Dayton, OH’s drone/texture-focused percussionist and electro-acoustician, Evan Miller, has recently birthed the nervous system-bullying, avant-garde imprint “New Village Tapes”, and the first two releases on it, EM’s eponymous release, and Jackson Graham’s “Small Impossibilities Vol. I-II”, pair up to be an intense psychoacoustic adventure and blissful sonic sauna, respectively, to be taken in, back to back, repeatedly.
On “Evan Miller”, metal and rubber tools are all but brutally carved into cymbals, singing bowls*, and dragged across tightly wound heads concealing cavernous/reverberant bodies that moan and shudder below so many out-of-sync cycles and shrill, anxious tangs wrought from both all aforementioned frictions and said quaking/screechings that’ve been captured live and fucked-heavy-with by contact-mic-caught tape manipulations.
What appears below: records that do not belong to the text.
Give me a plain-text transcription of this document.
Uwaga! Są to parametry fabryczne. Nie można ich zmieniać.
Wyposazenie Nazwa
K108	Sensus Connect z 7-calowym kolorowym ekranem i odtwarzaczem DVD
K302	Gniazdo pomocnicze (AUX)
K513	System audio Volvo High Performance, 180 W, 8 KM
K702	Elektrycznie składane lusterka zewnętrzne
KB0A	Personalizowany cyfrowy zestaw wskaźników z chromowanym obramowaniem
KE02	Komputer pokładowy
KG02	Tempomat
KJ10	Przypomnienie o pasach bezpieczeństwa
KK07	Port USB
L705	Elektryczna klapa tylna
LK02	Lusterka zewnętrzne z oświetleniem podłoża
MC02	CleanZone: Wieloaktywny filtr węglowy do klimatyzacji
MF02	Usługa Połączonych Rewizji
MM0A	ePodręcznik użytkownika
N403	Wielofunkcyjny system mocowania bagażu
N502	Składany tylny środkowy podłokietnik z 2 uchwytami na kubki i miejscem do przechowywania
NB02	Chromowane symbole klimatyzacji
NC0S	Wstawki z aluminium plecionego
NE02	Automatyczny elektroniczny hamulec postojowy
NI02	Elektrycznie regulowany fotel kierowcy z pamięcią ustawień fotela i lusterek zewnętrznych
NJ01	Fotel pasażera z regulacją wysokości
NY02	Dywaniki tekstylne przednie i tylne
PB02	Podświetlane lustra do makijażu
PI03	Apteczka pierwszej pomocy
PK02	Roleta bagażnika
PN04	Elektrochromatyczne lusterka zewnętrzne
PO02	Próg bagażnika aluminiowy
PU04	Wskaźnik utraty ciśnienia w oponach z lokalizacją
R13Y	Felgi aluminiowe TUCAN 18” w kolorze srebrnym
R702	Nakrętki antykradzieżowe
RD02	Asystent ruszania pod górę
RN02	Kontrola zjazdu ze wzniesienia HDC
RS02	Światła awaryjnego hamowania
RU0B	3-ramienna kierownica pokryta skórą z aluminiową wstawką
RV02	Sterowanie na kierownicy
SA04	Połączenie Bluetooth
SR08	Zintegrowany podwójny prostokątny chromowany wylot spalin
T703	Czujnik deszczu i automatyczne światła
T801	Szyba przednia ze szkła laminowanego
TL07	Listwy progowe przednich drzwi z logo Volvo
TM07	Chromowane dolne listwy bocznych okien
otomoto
The result is a hair-raising, pulse-quickening battery of dynamic frequencies that slither and lumber to life before our very ears, and it’s easy to personify the movements and hallucinate along with, oneself.
On “SIVI-II”, the near opposite is to be had; one lone, tonally-centered, consistent synthesizer lays down a few shiny slabs of drone, a sympathetic swell or two, and a slo-mo arpeggio towards the end of the tape, providing a thick base for JG’s vibraphone improvisations that feel free, sonorous, and early-eve breezy enough to either catnap to or just stare at passing clouds by. After the caffeinated swirl of that EM tape, this’ll feel like a much needed cooling mug of chamomile and honey.